The excess of meds probably doesn’t help. She blitzed half the time and stoned
the other half. Unsurprisingly, her kids (Julia Roberts, Juliette Lewis,
Julianne Nicholson) don’t much like her, though they’ve got problems of their
own, mostly involving men, one of whom is a first-cousin.
The script was adapted by Tracy Letts from his own play. There are intermittently
riveting, venomous moments in the extended groups scenes which help those who
haven’t seen August on stage (myself
included) imagine its darky comic appeal. But the needless transitional scaffolding
surrounding such moments dampens the impact and emphasizes the general air of phoniness.

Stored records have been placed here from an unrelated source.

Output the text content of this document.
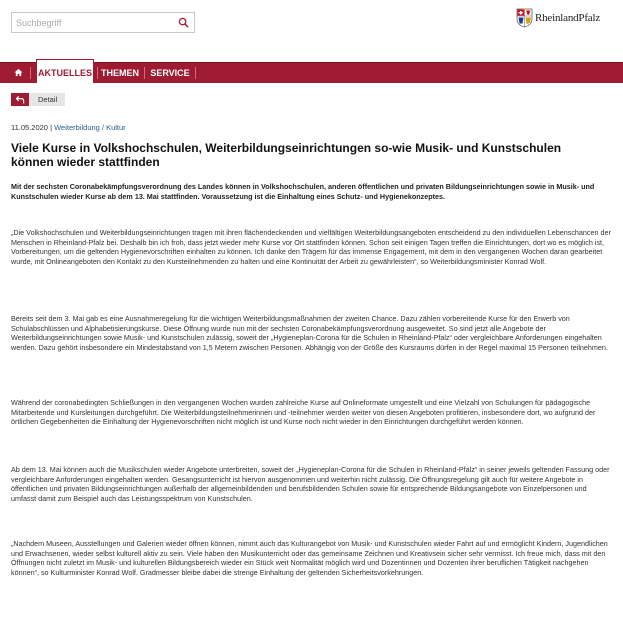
Suchbegriff
RheinlandPfalz
AKTUELLES THEMEN SERVICE
Detail
11.05.2020 | Weiterbildung / Kultur
Viele Kurse in Volkshochschulen, Weiterbildungseinrichtungen so-wie Musik- und Kunstschulen können wieder stattfinden

Mit der sechsten Coronabekämpfungsverordnung des Landes können in Volkshochschulen, anderen öffentlichen und privaten Bildungseinrichtungen sowie in Musik- und Kunstschulen wieder Kurse ab dem 13. Mai stattfinden. Voraussetzung ist die Einhaltung eines Schutz- und Hygienekonzeptes.

„Die Volkshochschulen und Weiterbildungseinrichtungen tragen mit ihren flächendeckenden und vielfältigen Weiterbildungsangeboten entscheidend zu den individuellen Lebenschancen der Menschen in Rheinland-Pfalz bei. Deshalb bin ich froh, dass jetzt wieder mehr Kurse vor Ort stattfinden können. Schon seit einigen Tagen treffen die Einrichtungen, dort wo es möglich ist, Vorbereitungen, um die geltenden Hygienevorschriften einhalten zu können. Ich danke den Trägern für das immense Engagement, mit dem in den vergangenen Wochen daran gearbeitet wurde, mit Onlineangeboten den Kontakt zu den Kursteilnehmenden zu halten und eine Kontinuität der Arbeit zu gewährleisten“, so Weiterbildungsminister Konrad Wolf.

Bereits seit dem 3. Mai gab es eine Ausnahmeregelung für die wichtigen Weiterbildungsmaßnahmen der zweiten Chance. Dazu zählen vorbereitende Kurse für den Erwerb von Schulabschlüssen und Alphabetisierungskurse. Diese Öffnung wurde nun mit der sechsten Coronabekämpfungsverordnung ausgeweitet. So sind jetzt alle Angebote der Weiterbildungseinrichtungen sowie Musik- und Kunstschulen zulässig, soweit der „Hygieneplan-Corona für die Schulen in Rheinland-Pfalz“ oder vergleichbare Anforderungen eingehalten werden. Dazu gehört insbesondere ein Mindestabstand von 1,5 Metern zwischen Personen. Abhängig von der Größe des Kursraums dürfen in der Regel maximal 15 Personen teilnehmen.

Während der coronabedingten Schließungen in den vergangenen Wochen wurden zahlreiche Kurse auf Onlineformate umgestellt und eine Vielzahl von Schulungen für pädagogische Mitarbeitende und Kursleitungen durchgeführt. Die Weiterbildungsteilnehmerinnen und -teilnehmer werden weiter von diesen Angeboten profitieren, insbesondere dort, wo aufgrund der örtlichen Gegebenheiten die Einhaltung der Hygienevorschriften nicht möglich ist und Kurse noch nicht wieder in den Einrichtungen durchgeführt werden können.

Ab dem 13. Mai können auch die Musikschulen wieder Angebote unterbreiten, soweit der „Hygieneplan-Corona für die Schulen in Rheinland-Pfalz“ in seiner jeweils geltenden Fassung oder vergleichbare Anforderungen eingehalten werden. Gesangsunterricht ist hiervon ausgenommen und weiterhin nicht zulässig. Die Öffnungsregelung gilt auch für weitere Angebote in öffentlichen und privaten Bildungseinrichtungen außerhalb der allgemeinbildenden und berufsbildenden Schulen sowie für entsprechende Bildungsangebote von Einzelpersonen und umfasst damit zum Beispiel auch das Leistungsspektrum von Kunstschulen.

„Nachdem Museen, Ausstellungen und Galerien wieder öffnen können, nimmt auch das Kulturangebot von Musik- und Kunstschulen wieder Fahrt auf und ermöglicht Kindern, Jugendlichen und Erwachsenen, wieder selbst kulturell aktiv zu sein. Viele haben den Musikunterricht oder das gemeinsame Zeichnen und Kreativsein sicher sehr vermisst. Ich freue mich, dass mit den Öffnungen nicht zuletzt im Musik- und kulturellen Bildungsbereich wieder ein Stück weit Normalität möglich wird und Dozentinnen und Dozenten ihrer beruflichen Tätigkeit nachgehen können“, so Kulturminister Konrad Wolf. Gradmesser bleibe dabei die strenge Einhaltung der geltenden Sicherheitsvorkehrungen.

Letts’ characters invite the sort of expansive performances that might fill a
theatrical space, but in a movie as deeply conventional as this one, they
mostly come off as wearyingly showy. Streep is, to be sure, as fully immersed in this character as in anything she's done, but it’s rare to see her legendary chops
used as such a blunt instrument.
August was helmed by television titan turned feature
director John Wells, a tasteful ham, if you know what I mean. He takes a fundamentally middlebrow
approach to material that pleads to be deeply unsettling. Where director William
Friedkin was only too eager to exploit the grotesque in Letts (see Killer Joe), Wells seems not to have
registered it at all. The cocktail of abuse, incest, racism, adultery, suicide
and madness at the story’s core are softened at every turn. Wells clearly likes
actors but fails to let them dominate; he overwhelms their work with inserts, reaction
shots, ostentatiously poignant framing and, most of all, Gustavo
Santaolalla’s gentle, deeply conventional musical score,
which gets papered over anything that might have otherwise made us uneasy, such
as Violet vomiting by the side of the road or the eerie deployment of Eric
Clapton’s cheerful ‘Law Down Sally.’
It’s
hardly a spoiler to say that the search for dad, like August as a whole, goes nowhere. (This, I think, is intentional.) There are some excellent moments,
and Margo Martindale is very good as Violet’s sister, but mostly this is no
country for nuanced performances or earned catharsis. You can’t really blame
Beverly for walking away from it all.